Fortunately, that hasn’t been the case. Teams have shifted against Kwan in 7.3% of his plate appearances as of this writing, and when you consider that “shift against any breathing, living lefty” is the de facto strategy of several organizations, it’s extremely low. And it’s been that way for a reason: just over a third of his groundballs so far have been pulled, which is a giant red flag for potential shifters. But what truly stands out is the hidden adjustment behind it all. From April to May, he pulled 46.1% of his grounders; since June, that rate has plummeted to 31.4%. It’s a change visible to even the naked eye, via a side-by-side comparison between his early-season groundballs and mid-season ones:
Kwan has essentially made himself un-shiftable. Compared to April and May, there’s been a higher density of grounders up the middle and toward the opposite field in recent months. When he slaps a ball on the ground, it’s become impossible to predict which direction it will end up. But it’s hard to say this is why he rose from the ashes of his miserable May. Grounders sometimes find their way, sometimes they don’t, and it’s plausible that he would have had the same number of groundball hits as now even without an anti-pull adjustment.
And really, would an all-fields approach ever be the reason why pitchers start to avoid the zone? No, Kwan is probably earning more respect than before because his damage on contact has jumped. He’s hitting fewer fly balls than before, and more importantly, he’s hitting more line drives:
The two trends go hand-in-hand. Over time, Kwan’s groundball rate has barely budged. Rather, it looks as if he is trading fly balls for line drives, the latter of which are far more useful. Consider that fly balls under the hard-hit threshold of 95 mph have returned a mere .119 wOBA this season. When Kwan hits a fly ball with his modicum of power, it’s almost guaranteed to become an out. There’s a chance for a home run, but it’s about as reliable as a scratch ticket jackpot. The type of batted ball that maximizes Kwan’s consistent yet medium exit velocities is the line drive. If you can keep poking outside pitches into left field with ease, there’s no need for Stantonian strength:
As things stand, the only real concern about Kwan’s offensive profile is his abysmal exit velocities. I did just say that line drives aren’t as reliant on batted ball speed for results, but his hard-hit rate ranks 250th… out of the 251 hitters listed on Baseball Savant’s leaderboards. There’s low, and then there’s bottom-of-the-barrel low. Kwan’s complete and utter power outage is a genuine, albeit relatively minor, issue, one that makes me think he’ll wield an average rather than an above-average bat moving forward. He appears capable of hitting the ball with more authority — when he connects with a ball and drives it, the sight is awe-inspiring — but maybe it’s through exaggerated slap-hitting that he defends himself against major league pitching.

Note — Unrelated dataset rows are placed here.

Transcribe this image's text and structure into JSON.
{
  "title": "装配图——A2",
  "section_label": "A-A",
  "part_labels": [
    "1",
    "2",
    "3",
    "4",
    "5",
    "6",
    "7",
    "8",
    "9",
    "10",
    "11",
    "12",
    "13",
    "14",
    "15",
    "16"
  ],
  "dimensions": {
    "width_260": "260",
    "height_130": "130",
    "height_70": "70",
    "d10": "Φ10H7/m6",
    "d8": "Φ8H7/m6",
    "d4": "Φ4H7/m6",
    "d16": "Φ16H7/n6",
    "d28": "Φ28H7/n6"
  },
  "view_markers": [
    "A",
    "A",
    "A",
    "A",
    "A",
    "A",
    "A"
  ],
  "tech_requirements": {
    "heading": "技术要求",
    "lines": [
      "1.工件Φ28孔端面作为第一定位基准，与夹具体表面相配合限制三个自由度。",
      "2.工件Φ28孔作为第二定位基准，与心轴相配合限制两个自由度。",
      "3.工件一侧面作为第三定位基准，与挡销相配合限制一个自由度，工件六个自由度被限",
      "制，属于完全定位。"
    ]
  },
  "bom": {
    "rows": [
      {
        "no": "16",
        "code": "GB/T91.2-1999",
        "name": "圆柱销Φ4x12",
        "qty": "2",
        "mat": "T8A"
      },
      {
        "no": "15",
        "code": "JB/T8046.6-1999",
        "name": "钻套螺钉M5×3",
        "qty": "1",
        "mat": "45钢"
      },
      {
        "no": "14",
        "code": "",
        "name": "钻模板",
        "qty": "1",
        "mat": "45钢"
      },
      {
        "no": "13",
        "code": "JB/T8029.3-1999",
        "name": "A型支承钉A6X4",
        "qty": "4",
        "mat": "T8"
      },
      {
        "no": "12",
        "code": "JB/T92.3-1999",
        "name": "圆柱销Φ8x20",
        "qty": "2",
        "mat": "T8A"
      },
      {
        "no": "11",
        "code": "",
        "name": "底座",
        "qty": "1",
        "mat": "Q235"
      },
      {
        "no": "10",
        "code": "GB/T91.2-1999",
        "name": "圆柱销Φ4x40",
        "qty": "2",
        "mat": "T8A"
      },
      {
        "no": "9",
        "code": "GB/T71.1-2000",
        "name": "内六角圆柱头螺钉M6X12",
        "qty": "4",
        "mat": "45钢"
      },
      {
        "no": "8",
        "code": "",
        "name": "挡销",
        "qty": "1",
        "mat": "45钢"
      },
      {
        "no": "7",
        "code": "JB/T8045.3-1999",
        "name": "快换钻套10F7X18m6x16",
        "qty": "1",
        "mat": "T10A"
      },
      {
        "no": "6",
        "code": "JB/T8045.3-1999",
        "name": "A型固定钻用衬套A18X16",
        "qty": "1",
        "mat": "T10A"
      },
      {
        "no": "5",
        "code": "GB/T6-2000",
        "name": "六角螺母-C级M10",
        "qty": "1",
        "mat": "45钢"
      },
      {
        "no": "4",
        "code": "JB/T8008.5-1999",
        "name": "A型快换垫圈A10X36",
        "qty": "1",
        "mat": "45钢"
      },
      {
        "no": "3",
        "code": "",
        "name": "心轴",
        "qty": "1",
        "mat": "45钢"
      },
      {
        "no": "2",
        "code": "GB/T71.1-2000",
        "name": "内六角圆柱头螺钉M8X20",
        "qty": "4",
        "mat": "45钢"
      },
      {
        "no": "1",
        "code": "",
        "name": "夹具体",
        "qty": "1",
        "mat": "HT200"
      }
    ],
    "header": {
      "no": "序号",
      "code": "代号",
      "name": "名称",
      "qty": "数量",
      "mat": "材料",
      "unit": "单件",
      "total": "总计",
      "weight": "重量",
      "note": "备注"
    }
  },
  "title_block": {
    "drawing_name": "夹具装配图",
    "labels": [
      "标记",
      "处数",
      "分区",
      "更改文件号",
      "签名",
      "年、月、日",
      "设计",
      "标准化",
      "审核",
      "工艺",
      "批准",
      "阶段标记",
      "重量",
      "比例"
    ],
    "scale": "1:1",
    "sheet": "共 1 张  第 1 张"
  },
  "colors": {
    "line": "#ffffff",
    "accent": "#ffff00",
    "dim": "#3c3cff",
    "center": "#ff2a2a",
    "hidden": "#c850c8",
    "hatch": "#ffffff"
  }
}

But fear not, because the entire Kwan package is still appealing. Four hundred or so plate appearances later, he’s proved that his knack for contact is impervious to the nastiest of pitches, and that his plate discipline is not just good, but elite. With how he’s recently figured out how to access the launch angle sweet spot, perhaps it’s only a matter of time before he tacks on some extra in-game power. There’s also the matter of his defensive value, which two of the three big-name defensive metrics (DRS and OAA) are on board with. But defensive metrics take a boatload of time to become reliable, and this is primarily about his achievements at the plate. At least we can relieve ourselves of the uncertainty of April, when we wondered if Kwan could be the real deal. The answer? Yes indeed.
Statistics in this article are through games of August 14.